Here is part of the survey description:
This survey provides statistics on manufacturers' value of shipments, new orders (net of cancellations),
end-of-month order backlog (unfilled orders), end-of-month total inventory (at current cost or market value), and inventories by stage of fabrication (materials and supplies, work-in-process, and finished goods). The M3 includes
approximately 4,200 reporting units. Units may be divisions of diversified large companies, large homogenous companies, or single-unit manufacturers in 89 industry categories. Due to the small monthly sample, these 89
categories have been combined into 59 publication levels. The survey methodology assumes that the month-to month changes of the total operations of those companies in the monthly survey effectively represent the month-to-month
movements of all establishments that make up the category. The current coverage levels in the survey show that reported data in the monthly survey represent approximately 62 percent of the shipments estimates at the total
manufacturing level. Data published represent manufacturing in a calendar month. The data collection is based on a voluntary survey authorized by Title 13 of the United States Code.
The data presented in this release are based on data obtained from a panel of 4,200 reporting units and provide an indication of the activity within the manufacturing sector. The results differ from what would be obtained from a
complete enumeration of all manufacturing companies. In addition, a different panel of 4,200 companies would yield different results. The M3 panel is comprised of companies with $500 million or more in shipments and a
limited number of smaller companies.
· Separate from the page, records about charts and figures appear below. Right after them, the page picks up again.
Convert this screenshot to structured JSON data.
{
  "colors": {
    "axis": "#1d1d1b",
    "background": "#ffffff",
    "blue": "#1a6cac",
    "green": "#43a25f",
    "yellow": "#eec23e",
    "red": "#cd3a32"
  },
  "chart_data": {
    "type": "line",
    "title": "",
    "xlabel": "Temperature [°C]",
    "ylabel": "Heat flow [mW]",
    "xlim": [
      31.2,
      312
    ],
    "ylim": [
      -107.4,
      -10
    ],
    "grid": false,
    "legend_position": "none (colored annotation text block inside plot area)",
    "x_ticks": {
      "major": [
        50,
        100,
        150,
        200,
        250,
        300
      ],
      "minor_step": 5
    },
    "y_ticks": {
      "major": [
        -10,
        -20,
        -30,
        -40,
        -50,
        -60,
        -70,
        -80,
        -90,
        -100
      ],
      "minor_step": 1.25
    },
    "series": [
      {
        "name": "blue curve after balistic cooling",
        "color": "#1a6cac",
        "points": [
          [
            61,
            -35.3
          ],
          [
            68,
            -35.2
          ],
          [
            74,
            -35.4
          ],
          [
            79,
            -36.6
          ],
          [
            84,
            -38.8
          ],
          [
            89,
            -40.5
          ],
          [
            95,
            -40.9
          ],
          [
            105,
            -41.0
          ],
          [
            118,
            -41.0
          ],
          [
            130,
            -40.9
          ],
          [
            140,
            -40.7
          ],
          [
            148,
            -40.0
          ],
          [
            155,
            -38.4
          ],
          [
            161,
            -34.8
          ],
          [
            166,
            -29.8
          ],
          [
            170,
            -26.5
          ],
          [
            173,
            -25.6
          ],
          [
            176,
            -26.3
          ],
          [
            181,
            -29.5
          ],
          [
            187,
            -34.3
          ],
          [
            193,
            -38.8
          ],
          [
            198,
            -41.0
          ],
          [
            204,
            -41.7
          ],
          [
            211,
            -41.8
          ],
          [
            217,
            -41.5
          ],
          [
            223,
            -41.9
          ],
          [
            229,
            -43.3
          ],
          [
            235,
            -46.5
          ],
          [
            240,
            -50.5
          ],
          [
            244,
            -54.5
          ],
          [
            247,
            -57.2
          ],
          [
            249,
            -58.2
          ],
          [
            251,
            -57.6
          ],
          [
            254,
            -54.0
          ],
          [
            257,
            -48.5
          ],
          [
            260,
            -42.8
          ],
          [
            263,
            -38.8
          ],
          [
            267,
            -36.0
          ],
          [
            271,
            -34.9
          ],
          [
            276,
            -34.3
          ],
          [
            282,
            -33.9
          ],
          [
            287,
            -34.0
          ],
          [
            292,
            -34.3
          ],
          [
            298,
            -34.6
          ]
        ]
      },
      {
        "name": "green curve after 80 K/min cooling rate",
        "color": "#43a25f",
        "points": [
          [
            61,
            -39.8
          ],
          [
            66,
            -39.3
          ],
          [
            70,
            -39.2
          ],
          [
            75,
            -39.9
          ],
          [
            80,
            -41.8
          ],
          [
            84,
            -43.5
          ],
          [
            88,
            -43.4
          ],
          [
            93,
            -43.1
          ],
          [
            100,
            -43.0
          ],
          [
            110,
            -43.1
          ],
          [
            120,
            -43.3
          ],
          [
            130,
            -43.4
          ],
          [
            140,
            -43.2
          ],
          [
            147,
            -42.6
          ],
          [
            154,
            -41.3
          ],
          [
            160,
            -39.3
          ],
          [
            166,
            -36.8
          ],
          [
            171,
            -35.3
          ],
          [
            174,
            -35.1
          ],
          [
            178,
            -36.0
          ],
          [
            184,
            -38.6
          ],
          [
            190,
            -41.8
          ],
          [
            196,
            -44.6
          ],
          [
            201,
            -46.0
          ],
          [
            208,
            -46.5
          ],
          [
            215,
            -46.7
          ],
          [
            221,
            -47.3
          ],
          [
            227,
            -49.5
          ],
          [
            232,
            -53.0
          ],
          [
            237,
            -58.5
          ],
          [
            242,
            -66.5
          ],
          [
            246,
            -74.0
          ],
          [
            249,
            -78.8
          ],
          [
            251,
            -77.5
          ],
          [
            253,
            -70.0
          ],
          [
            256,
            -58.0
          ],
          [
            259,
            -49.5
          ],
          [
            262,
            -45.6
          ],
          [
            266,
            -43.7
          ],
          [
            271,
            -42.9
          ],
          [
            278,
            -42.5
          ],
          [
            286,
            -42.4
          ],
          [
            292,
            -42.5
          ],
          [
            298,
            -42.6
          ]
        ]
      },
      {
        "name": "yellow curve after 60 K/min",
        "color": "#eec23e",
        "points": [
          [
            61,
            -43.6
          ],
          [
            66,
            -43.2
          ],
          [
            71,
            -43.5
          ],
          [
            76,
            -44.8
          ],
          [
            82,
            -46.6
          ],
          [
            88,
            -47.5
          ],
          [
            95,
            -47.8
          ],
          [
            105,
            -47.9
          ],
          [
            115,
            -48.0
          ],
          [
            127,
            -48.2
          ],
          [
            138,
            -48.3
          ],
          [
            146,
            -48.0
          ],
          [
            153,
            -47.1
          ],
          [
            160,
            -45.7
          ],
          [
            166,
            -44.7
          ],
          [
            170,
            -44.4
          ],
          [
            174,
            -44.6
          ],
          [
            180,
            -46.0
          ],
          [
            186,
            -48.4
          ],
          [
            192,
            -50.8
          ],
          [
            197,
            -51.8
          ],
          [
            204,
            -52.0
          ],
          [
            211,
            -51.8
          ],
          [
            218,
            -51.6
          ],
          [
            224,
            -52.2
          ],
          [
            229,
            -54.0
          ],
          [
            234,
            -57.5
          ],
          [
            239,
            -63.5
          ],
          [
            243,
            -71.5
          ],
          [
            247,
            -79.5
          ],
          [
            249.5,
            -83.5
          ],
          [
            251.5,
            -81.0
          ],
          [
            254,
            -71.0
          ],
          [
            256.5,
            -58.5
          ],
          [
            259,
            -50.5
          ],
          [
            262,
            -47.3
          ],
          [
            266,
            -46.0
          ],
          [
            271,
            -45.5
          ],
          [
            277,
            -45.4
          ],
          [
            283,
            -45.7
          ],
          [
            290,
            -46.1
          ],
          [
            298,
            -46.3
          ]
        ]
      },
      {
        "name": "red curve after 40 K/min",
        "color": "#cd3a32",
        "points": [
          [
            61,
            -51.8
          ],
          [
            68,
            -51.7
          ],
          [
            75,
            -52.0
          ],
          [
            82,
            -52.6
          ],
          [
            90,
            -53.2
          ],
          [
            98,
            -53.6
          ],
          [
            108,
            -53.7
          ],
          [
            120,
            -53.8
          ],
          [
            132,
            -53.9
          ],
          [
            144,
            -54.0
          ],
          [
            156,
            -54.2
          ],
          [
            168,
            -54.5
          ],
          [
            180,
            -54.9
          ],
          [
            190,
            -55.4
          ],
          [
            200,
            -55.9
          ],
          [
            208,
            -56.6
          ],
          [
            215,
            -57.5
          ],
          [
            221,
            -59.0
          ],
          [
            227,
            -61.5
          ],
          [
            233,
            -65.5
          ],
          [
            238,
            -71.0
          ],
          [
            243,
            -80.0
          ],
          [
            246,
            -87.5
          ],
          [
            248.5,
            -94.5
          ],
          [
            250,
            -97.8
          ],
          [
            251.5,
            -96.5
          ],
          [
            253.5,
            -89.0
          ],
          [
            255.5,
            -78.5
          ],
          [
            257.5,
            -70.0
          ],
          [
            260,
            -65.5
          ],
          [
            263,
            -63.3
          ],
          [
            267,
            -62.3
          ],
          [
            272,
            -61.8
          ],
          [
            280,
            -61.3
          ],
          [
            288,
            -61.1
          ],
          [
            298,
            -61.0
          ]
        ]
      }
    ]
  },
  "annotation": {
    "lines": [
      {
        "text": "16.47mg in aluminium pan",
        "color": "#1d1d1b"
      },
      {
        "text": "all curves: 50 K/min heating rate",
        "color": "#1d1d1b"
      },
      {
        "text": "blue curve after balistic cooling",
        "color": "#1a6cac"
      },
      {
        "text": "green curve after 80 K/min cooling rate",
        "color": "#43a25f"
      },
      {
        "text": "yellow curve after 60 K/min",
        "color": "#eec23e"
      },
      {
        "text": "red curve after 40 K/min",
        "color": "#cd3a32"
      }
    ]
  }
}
From a statistical perspective, the panel is not a probability sample; therefore,
the sampling errors that are normally provided with sample surveys cannot be measured. Nonsampling errors are attributable to many sources. The use of company or divisional reports to estimate the monthly change for establishments is one source of nonsampling error. The use of primarily large companies to represent the month-to-month movement of all companies is another potential source.